One Hundred Years of Solitude takes place in the fictional land of Macondo, a place colonized by weary travelers who decide to stay and create their own haven. However, as time goes by, this seemingly perfect paradise becomes corrupted by the encroaching world around it. Macondo acts as a sort of “Garden of Eden” and there are many Biblical allusions in this book, another staple of South American literature. The large cast of characters intersect in their parable-like stories that show different forms of frailty in human nature. Peppered with visits by a God-like character who seems to know everything before it happens, this is a truly magical tale of humanity, magic, and the circle of life and culture. I definitely recommend it!


Book Review

Best Books of 2016!

To be completely honest, I felt like I didn’t read as many masterpieces in 2016 as I have in previous years. I had several readings slumps where I just didn’t like anything, but some gems did still appear! Here are the top 7 books I read in 2016:

1. The Nest by Cynthia D’Aprix Sweeney


This contemporary fiction novel follows the lives of four siblings who have to restructure their lives after the nest egg that they were expecting is suddenly threatened. Read my full review here!

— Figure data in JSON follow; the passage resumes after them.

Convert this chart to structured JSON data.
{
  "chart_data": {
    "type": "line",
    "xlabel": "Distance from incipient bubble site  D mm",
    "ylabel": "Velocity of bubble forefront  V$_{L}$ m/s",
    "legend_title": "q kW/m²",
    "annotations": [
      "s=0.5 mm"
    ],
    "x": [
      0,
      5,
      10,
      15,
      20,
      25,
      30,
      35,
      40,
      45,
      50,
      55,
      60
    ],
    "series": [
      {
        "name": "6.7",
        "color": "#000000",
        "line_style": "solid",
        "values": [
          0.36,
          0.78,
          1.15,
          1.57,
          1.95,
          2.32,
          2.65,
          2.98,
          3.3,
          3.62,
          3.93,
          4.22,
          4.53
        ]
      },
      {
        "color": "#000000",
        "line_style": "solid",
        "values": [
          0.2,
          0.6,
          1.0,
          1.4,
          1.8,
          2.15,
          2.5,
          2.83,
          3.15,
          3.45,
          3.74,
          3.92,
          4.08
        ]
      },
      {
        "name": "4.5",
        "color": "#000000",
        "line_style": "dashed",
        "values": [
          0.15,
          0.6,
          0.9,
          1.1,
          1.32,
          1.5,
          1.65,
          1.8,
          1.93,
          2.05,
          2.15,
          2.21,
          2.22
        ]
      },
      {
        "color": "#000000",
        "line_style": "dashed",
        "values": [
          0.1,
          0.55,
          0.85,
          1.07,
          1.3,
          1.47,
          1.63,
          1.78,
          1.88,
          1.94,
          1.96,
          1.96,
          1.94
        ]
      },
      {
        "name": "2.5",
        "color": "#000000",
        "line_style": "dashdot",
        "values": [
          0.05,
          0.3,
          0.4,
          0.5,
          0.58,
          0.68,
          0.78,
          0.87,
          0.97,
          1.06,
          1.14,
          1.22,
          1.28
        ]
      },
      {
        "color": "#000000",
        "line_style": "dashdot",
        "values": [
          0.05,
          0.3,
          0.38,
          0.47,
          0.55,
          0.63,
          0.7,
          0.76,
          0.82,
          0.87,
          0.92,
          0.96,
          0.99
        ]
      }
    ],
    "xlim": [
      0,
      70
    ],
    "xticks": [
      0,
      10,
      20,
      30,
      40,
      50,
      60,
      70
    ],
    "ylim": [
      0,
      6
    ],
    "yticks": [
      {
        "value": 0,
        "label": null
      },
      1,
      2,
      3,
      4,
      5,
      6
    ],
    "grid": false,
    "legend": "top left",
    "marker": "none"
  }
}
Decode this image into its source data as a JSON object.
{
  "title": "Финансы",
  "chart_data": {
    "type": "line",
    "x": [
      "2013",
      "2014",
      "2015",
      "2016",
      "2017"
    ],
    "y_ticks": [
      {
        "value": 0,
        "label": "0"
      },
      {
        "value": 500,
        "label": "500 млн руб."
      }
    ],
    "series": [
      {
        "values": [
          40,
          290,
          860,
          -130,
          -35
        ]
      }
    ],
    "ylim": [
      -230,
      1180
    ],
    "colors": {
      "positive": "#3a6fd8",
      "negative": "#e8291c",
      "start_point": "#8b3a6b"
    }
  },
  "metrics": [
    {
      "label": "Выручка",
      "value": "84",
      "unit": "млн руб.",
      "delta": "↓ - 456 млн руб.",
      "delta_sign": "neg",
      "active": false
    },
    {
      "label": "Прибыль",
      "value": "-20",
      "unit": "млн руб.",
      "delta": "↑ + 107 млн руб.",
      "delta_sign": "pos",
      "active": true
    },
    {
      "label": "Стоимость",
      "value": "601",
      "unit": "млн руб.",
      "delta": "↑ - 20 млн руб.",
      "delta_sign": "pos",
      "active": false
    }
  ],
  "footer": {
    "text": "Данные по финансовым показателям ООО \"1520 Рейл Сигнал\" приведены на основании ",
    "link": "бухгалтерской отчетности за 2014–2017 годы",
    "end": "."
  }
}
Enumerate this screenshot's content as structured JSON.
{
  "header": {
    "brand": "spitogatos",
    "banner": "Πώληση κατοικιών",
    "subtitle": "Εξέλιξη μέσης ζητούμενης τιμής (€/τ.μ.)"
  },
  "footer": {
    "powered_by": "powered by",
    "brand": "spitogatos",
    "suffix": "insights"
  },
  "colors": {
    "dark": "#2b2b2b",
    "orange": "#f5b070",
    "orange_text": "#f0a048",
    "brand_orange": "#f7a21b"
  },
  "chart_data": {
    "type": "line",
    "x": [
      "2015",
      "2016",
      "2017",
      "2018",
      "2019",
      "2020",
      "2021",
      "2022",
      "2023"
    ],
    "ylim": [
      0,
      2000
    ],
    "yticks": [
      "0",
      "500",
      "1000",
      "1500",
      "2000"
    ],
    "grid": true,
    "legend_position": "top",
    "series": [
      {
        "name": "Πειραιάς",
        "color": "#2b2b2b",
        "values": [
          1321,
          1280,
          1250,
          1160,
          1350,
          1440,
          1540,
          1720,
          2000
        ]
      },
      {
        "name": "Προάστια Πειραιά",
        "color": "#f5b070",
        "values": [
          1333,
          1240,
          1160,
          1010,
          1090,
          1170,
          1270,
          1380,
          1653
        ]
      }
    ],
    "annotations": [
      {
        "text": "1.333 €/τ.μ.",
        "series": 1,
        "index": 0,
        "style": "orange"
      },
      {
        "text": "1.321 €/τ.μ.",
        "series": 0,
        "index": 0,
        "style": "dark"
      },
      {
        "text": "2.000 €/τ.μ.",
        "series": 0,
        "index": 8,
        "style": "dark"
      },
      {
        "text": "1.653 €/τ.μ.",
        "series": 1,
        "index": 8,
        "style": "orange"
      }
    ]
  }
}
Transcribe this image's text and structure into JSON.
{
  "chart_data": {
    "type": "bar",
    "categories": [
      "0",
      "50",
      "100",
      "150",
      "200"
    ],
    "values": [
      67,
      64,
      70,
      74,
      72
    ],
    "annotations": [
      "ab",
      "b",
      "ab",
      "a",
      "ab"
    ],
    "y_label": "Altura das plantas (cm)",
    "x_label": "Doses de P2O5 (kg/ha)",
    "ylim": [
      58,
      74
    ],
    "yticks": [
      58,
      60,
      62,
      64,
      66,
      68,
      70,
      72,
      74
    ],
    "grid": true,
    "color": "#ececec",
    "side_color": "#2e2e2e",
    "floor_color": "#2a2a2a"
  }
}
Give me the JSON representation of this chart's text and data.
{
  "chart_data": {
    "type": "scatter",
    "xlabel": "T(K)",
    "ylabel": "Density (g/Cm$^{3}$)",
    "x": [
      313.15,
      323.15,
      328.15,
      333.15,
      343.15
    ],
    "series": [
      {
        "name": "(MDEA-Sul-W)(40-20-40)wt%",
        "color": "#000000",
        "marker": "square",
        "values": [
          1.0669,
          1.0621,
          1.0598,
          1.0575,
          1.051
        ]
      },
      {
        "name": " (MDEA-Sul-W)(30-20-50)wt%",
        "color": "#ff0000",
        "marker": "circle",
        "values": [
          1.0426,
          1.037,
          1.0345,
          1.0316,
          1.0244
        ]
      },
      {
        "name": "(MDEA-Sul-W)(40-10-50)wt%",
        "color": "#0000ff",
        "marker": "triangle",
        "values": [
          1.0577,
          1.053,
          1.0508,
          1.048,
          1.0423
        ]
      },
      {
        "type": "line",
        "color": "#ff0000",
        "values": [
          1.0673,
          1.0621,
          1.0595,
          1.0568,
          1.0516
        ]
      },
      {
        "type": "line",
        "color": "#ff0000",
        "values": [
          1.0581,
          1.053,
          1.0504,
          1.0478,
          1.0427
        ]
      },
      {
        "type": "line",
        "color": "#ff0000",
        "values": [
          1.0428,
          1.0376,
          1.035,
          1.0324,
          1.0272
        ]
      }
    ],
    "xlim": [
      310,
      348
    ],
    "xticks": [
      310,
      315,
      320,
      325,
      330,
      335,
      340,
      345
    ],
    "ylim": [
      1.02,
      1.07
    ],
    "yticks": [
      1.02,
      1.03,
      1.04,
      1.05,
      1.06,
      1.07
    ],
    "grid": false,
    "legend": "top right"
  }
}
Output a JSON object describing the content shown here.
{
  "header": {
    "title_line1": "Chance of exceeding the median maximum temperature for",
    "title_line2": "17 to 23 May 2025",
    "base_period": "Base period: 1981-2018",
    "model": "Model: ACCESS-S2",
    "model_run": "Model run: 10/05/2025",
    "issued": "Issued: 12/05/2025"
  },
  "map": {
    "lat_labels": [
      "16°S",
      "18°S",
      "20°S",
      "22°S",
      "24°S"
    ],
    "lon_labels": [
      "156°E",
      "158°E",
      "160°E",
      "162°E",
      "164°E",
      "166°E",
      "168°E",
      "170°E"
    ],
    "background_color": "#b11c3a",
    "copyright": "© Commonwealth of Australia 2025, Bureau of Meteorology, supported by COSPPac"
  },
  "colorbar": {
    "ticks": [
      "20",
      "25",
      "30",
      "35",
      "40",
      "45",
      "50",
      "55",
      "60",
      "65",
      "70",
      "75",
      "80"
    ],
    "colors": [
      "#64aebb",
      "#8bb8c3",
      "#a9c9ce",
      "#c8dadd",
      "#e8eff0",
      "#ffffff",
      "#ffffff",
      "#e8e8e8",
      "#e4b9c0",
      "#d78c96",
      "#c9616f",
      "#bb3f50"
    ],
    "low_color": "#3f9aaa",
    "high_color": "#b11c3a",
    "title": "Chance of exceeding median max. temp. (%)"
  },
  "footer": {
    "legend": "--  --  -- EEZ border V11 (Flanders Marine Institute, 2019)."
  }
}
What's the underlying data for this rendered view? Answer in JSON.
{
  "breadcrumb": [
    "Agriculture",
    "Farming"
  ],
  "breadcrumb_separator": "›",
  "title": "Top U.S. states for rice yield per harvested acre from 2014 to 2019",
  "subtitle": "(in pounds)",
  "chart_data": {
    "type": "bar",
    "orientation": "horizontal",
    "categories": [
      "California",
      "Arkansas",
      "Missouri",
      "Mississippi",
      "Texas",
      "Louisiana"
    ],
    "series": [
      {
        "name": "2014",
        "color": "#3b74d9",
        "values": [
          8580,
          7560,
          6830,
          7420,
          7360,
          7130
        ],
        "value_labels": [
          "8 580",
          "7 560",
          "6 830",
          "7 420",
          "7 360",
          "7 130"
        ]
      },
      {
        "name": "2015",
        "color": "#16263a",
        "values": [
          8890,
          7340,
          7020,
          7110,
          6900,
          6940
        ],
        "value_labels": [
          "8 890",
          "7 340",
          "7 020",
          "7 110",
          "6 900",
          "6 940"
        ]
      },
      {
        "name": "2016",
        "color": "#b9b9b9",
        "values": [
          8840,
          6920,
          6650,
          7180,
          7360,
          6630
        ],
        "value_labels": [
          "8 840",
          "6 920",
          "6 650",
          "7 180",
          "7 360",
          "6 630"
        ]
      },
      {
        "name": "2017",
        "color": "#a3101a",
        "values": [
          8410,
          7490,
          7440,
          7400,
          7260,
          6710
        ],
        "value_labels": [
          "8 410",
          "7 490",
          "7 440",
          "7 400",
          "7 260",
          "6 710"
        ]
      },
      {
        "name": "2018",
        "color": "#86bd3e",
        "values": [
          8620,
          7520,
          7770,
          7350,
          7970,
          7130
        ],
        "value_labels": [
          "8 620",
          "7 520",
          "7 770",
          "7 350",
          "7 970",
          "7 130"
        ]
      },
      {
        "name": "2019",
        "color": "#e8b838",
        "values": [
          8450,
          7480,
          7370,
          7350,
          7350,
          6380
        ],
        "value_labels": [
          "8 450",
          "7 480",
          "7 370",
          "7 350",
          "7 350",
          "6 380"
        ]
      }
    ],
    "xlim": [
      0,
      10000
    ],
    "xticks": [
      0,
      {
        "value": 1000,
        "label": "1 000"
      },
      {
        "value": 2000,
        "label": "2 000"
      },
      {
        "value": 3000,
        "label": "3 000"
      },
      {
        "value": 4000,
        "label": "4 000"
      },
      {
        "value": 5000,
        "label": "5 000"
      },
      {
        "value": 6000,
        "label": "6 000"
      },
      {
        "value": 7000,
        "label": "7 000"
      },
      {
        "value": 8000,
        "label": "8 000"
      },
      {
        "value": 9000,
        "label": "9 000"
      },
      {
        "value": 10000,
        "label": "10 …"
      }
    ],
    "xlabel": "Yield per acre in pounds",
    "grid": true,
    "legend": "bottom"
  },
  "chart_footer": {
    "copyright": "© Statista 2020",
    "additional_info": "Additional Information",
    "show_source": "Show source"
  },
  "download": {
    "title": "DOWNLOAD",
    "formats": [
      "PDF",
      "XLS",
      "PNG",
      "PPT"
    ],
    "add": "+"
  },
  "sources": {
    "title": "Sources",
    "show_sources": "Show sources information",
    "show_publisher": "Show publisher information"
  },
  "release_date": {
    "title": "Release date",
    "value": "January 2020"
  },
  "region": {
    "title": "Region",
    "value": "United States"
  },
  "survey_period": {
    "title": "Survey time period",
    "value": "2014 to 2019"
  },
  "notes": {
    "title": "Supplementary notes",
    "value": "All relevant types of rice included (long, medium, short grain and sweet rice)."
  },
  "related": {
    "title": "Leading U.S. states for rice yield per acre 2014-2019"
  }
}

2. Peach Pies & Alibis by Ellery Adams


This is the second book in this cozy mystery series which centers around a witch who bakes magical goodies. It’s a fun bit of fluff that I found more engrossing than the average cozy mystery.

3. Love Your Enemies by Sharon Salzberg


I’m sure we all have that one person in life who grates our nerves. This self-help nonfiction book helped me change my perspective and find compassion instead of irritation.

4. The White Magic Five and Dime by Steve Hockensmith


This was a great mystery about a tarot-card reading con artist who has to solve her mother’s murder while considering whether or not she’s making the right choices in life.

5. Girl Online by Zoe Sugg


This was such a fun bit of YA fiction. It centers around an anxiety-ridden blogger whose worst fears are realized when her online persona becomes public.

6. The Kite Runner by Khaled Hosseini


I know I’m late to the party on this one, but I love it. This one is historical fiction about a family in Afghanistan. It was heartbreaking but beautiful.

7. Murphy’s Law by Rhys Bowen


I really enjoyed this book that launched a historical cozy mystery series about an Irish immigrant. I appreciated that, while still cozy in tone, the series has been dealing with a few darker issues. I’ve only read the first three books so far, but I’m very curious to see where everything is headed.

I’m very excited for 2017! I have a lot of reading and writing goals, and I hope I’m able to share some great content with all of you. Have a lovely rest of your 2016!